What happens if a shareholder or board member cannot attend a meeting and participate in the decision making due to employer measures, authority prohibitions or simply because they take account of safety and health recommendations in the context of the global health situation?
It is important that companies ensure continuity of corporate governance organ decision making processes even in complex times like these and that the decisions made are compliant with applicable regulations and bylaws so that they cannot be successfully challenged.
Using telecommunication tools to adopt decisions or doing so by written resolutions may be alternatives for an in person meeting. However, such options will not always be available, because if the companies' existing corporate documents do not allow such then the amendment of those is required (the adoption of such decision may difficult as well) , and in some cases their use is also restricted by law.

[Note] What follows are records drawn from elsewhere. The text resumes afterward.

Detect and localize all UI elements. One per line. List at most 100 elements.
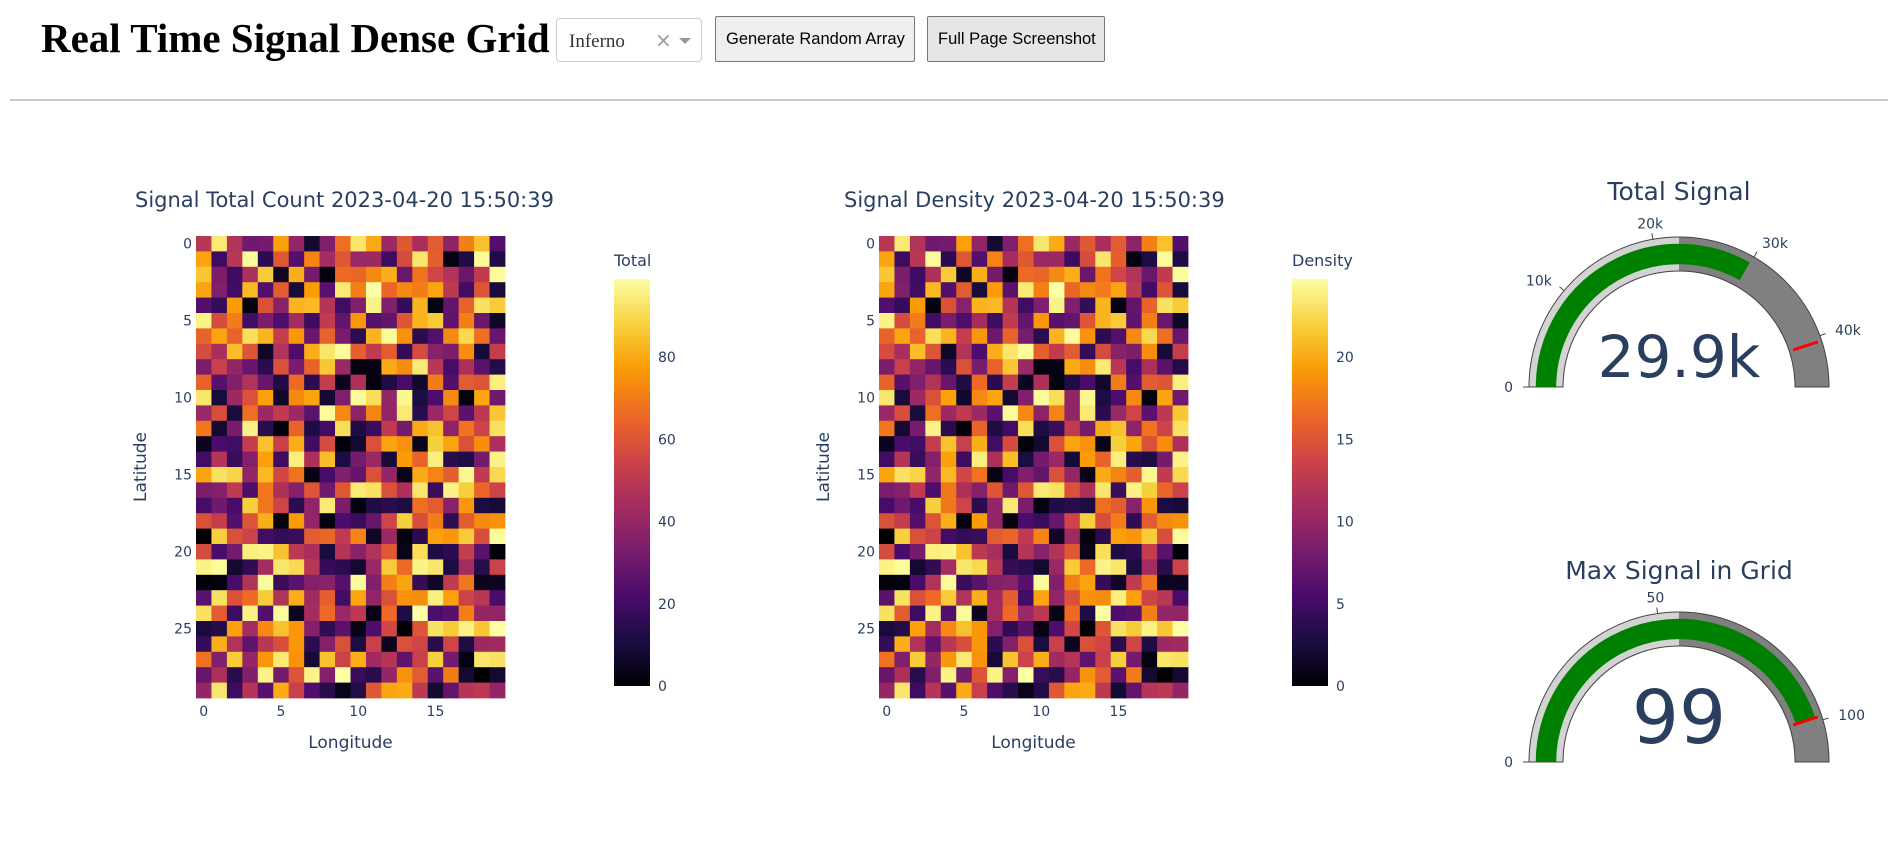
heatmap-cell xyxy=(1110,467,1127,483)
heatmap-cell xyxy=(1079,390,1096,406)
heatmap-cell xyxy=(1048,405,1065,422)
heatmap-cell xyxy=(940,590,957,606)
gauge-tick-label: 30k xyxy=(1762,236,1789,252)
heatmap-cell xyxy=(273,590,290,606)
colormap-dropdown[interactable]: Inferno × xyxy=(556,18,702,62)
heatmap-cell xyxy=(956,497,973,514)
heatmap-cell xyxy=(396,467,413,483)
heatmap-cell xyxy=(971,559,988,576)
heatmap-cell xyxy=(1018,266,1034,283)
heatmap-cell xyxy=(304,282,320,298)
heatmap-cell xyxy=(335,343,351,360)
heatmap-cell xyxy=(443,266,460,283)
heatmap-cell xyxy=(257,451,274,468)
heatmap-cell xyxy=(288,282,305,298)
heatmap-cell xyxy=(1157,313,1173,329)
heatmap-cell xyxy=(1157,528,1173,545)
heatmap-cell xyxy=(412,297,429,314)
heatmap-cell xyxy=(1033,482,1050,499)
heatmap-cell xyxy=(474,236,490,252)
x-axis-label: Longitude xyxy=(991,733,1076,753)
heatmap-cell xyxy=(1172,590,1189,606)
heatmap-cell xyxy=(1110,574,1127,591)
heatmap-cell xyxy=(196,328,212,345)
heatmap-cell xyxy=(458,513,475,529)
heatmap-cell xyxy=(350,328,367,345)
heatmap-cell xyxy=(1157,590,1173,606)
generate-random-array-button[interactable]: Generate Random Array xyxy=(715,16,915,62)
heatmap-cell xyxy=(443,636,460,653)
heatmap-cell xyxy=(909,559,926,576)
heatmap-cell xyxy=(909,574,926,591)
heatmap-cell xyxy=(987,313,1003,329)
heatmap-cell xyxy=(1172,451,1189,468)
clear-icon[interactable]: × xyxy=(655,28,672,52)
heatmap-cell xyxy=(909,451,926,468)
heatmap-cell xyxy=(925,544,942,560)
colorbar-tick-label: 60 xyxy=(658,432,676,448)
heatmap-cell xyxy=(381,467,398,483)
heatmap-cell xyxy=(1110,282,1127,298)
heatmap-cell xyxy=(1141,621,1158,637)
heatmap-cell xyxy=(987,266,1003,283)
heatmap-cell xyxy=(1126,621,1143,637)
heatmap-cell xyxy=(443,313,460,329)
heatmap-cell xyxy=(1079,682,1096,699)
heatmap-cell xyxy=(956,651,973,668)
heatmap-cell xyxy=(396,574,413,591)
heatmap-cell xyxy=(304,497,320,514)
heatmap-cell xyxy=(1002,251,1019,268)
heatmap-cell xyxy=(1064,343,1081,360)
heatmap-cell xyxy=(335,236,351,252)
heatmap-cell xyxy=(427,559,444,576)
heatmap-cell xyxy=(443,682,460,699)
heatmap-cell xyxy=(940,266,957,283)
full-page-screenshot-button[interactable]: Full Page Screenshot xyxy=(927,16,1105,62)
heatmap-cell xyxy=(288,436,305,452)
heatmap-cell xyxy=(1033,451,1050,468)
heatmap-cell xyxy=(1048,513,1065,529)
heatmap-cell xyxy=(412,605,429,622)
chevron-down-icon[interactable] xyxy=(679,38,691,44)
heatmap-cell xyxy=(1002,282,1019,298)
heatmap-cell xyxy=(987,374,1003,391)
heatmap-cell xyxy=(257,497,274,514)
colorbar xyxy=(1292,279,1328,686)
heatmap-cell xyxy=(350,682,367,699)
heatmap-cell xyxy=(940,497,957,514)
heatmap-cell xyxy=(211,559,228,576)
heatmap-cell xyxy=(1079,282,1096,298)
heatmap-cell xyxy=(458,236,475,252)
heatmap-cell xyxy=(304,420,320,437)
heatmap-cell xyxy=(489,313,506,329)
heatmap-cell xyxy=(894,636,911,653)
heatmap-cell xyxy=(925,513,942,529)
heatmap-cell xyxy=(381,328,398,345)
heatmap-cell xyxy=(350,497,367,514)
heatmap-cell xyxy=(365,390,382,406)
heatmap-cell xyxy=(1033,651,1050,668)
heatmap-cell xyxy=(365,482,382,499)
heatmap-cell xyxy=(1033,513,1050,529)
heatmap-cell xyxy=(1141,390,1158,406)
heatmap-cell xyxy=(242,236,259,252)
heatmap-cell xyxy=(211,266,228,283)
heatmap-cell xyxy=(971,467,988,483)
heatmap-cell xyxy=(1079,420,1096,437)
heatmap-cell xyxy=(427,590,444,606)
heatmap-cell xyxy=(1095,328,1112,345)
heatmap-cell xyxy=(412,359,429,375)
heatmap-cell xyxy=(909,405,926,422)
y-axis-label: Latitude xyxy=(814,432,834,502)
heatmap-cell xyxy=(489,236,506,252)
heatmap-cell xyxy=(909,390,926,406)
heatmap-cell xyxy=(474,405,490,422)
heatmap-cell xyxy=(365,590,382,606)
heatmap-cell xyxy=(226,497,243,514)
heatmap-cell xyxy=(489,405,506,422)
heatmap-cell xyxy=(956,636,973,653)
heatmap-cell xyxy=(412,636,429,653)
heatmap-cell xyxy=(1157,451,1173,468)
heatmap-cell xyxy=(458,682,475,699)
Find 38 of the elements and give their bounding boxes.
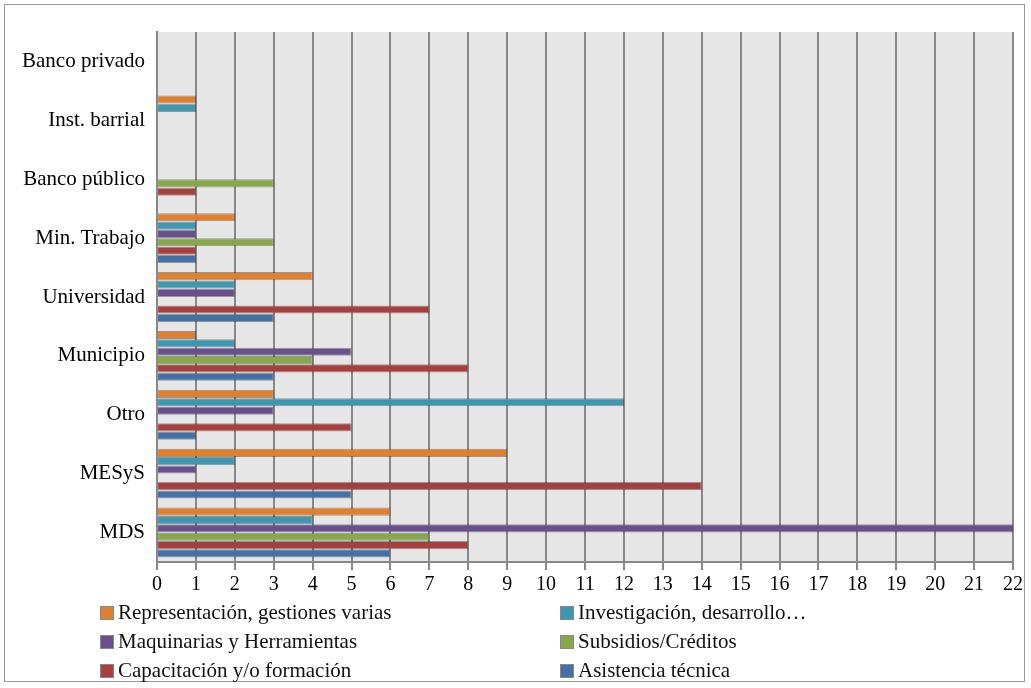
legend-label: Investigación, desarrollo… <box>578 600 807 625</box>
x-tick-label: 4 <box>307 572 318 595</box>
x-tick-label: 14 <box>691 572 712 595</box>
y-tick-label: Min. Trabajo <box>35 224 146 249</box>
x-tick-label: 8 <box>463 572 474 595</box>
x-tick-label: 11 <box>575 572 595 595</box>
x-tick-label: 18 <box>847 572 868 595</box>
x-tick-label: 3 <box>268 572 279 595</box>
x-tick-label: 9 <box>502 572 513 595</box>
x-tick-label: 5 <box>346 572 357 595</box>
y-tick-label: Banco privado <box>22 47 146 72</box>
x-tick-label: 16 <box>769 572 790 595</box>
x-tick-label: 6 <box>385 572 396 595</box>
x-tick-label: 13 <box>652 572 673 595</box>
x-tick-label: 12 <box>613 572 634 595</box>
x-tick-label: 10 <box>536 572 557 595</box>
y-tick-label: MESyS <box>79 460 146 485</box>
y-tick-label: Inst. barrial <box>48 106 146 131</box>
x-tick-label: 2 <box>229 572 240 595</box>
y-tick-label: Otro <box>106 401 146 426</box>
x-tick-label: 0 <box>152 572 163 595</box>
legend-label: Subsidios/Créditos <box>578 629 737 654</box>
legend-label: Capacitación y/o formación <box>118 658 352 683</box>
x-tick-label: 15 <box>730 572 751 595</box>
x-tick-label: 17 <box>808 572 829 595</box>
y-tick-label: Banco público <box>23 165 146 190</box>
x-tick-label: 20 <box>925 572 946 595</box>
x-tick-label: 19 <box>886 572 907 595</box>
y-tick-label: Universidad <box>42 283 146 308</box>
legend-label: Representación, gestiones varias <box>118 600 392 625</box>
x-tick-label: 7 <box>424 572 435 595</box>
y-tick-label: MDS <box>99 519 146 544</box>
legend-label: Maquinarias y Herramientas <box>118 629 358 654</box>
legend-label: Asistencia técnica <box>578 658 731 683</box>
x-tick-label: 22 <box>1003 572 1023 595</box>
x-tick-label: 1 <box>190 572 201 595</box>
y-tick-label: Municipio <box>57 342 146 367</box>
x-tick-label: 21 <box>964 572 985 595</box>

Availability of shareholders and executive officers to attend the meeting of a corporate governance organ must be taken in to account before convening such a meeting by circulating the invitation to and agenda for the meeting. Although such right is not expressly granted in the law, it is foreseeable that some invited participants could challenge the convening of a meeting if they obviously cannot attend that meeting and the possibility of remote communication or remote voting is not made available to them. An invitation issued without taking such circumstances and hardships into consideration, as well as the resolutions adopted at the meeting, could be considered as a violation of shareholders' rights or the right to participate in the decision making.
It is a critical time to consider these issues because general meetings approving annual financials will have to take place soon. Errors in the corporate governance process of approving annual financials could have serious legal and financial consequences to a company. Although the fact that a member or executive officer cannot attend such meeting does not in itself preclude the possibility of holding the meeting, doubt may be case on the acceptance of the annual financials if several members or the whole body is prevented from attendance.. Whether a member intends to exercise their decision-challenging right within the 90 days deadline may also cause uncertainty for the implementation of decisions. Therefore, advance preparation for such governance challenges is highly recommended to enable corporate decision making processes to run fully in compliance with the applicable regulations and corporate bylaws. It is worth exercising increased caution and prudence when convening meetings and ensuring in advance that the absent member(s) or executive officer(s) can communicate or vote by way of telecommunication. It is also timely to review the company's corporate documents and bylaws to ensure such measures are even possible.
While there is no explicit provision in Hungary's corporate regulations for dealing with such exceptional circumstances, the general rules that members, executive officers and the company shall behave in a manner expected from them in order to ensure the lawful corporate governance decision making, and that the members and executive officers may not exercise their rights in an abusive manner, are still applicable.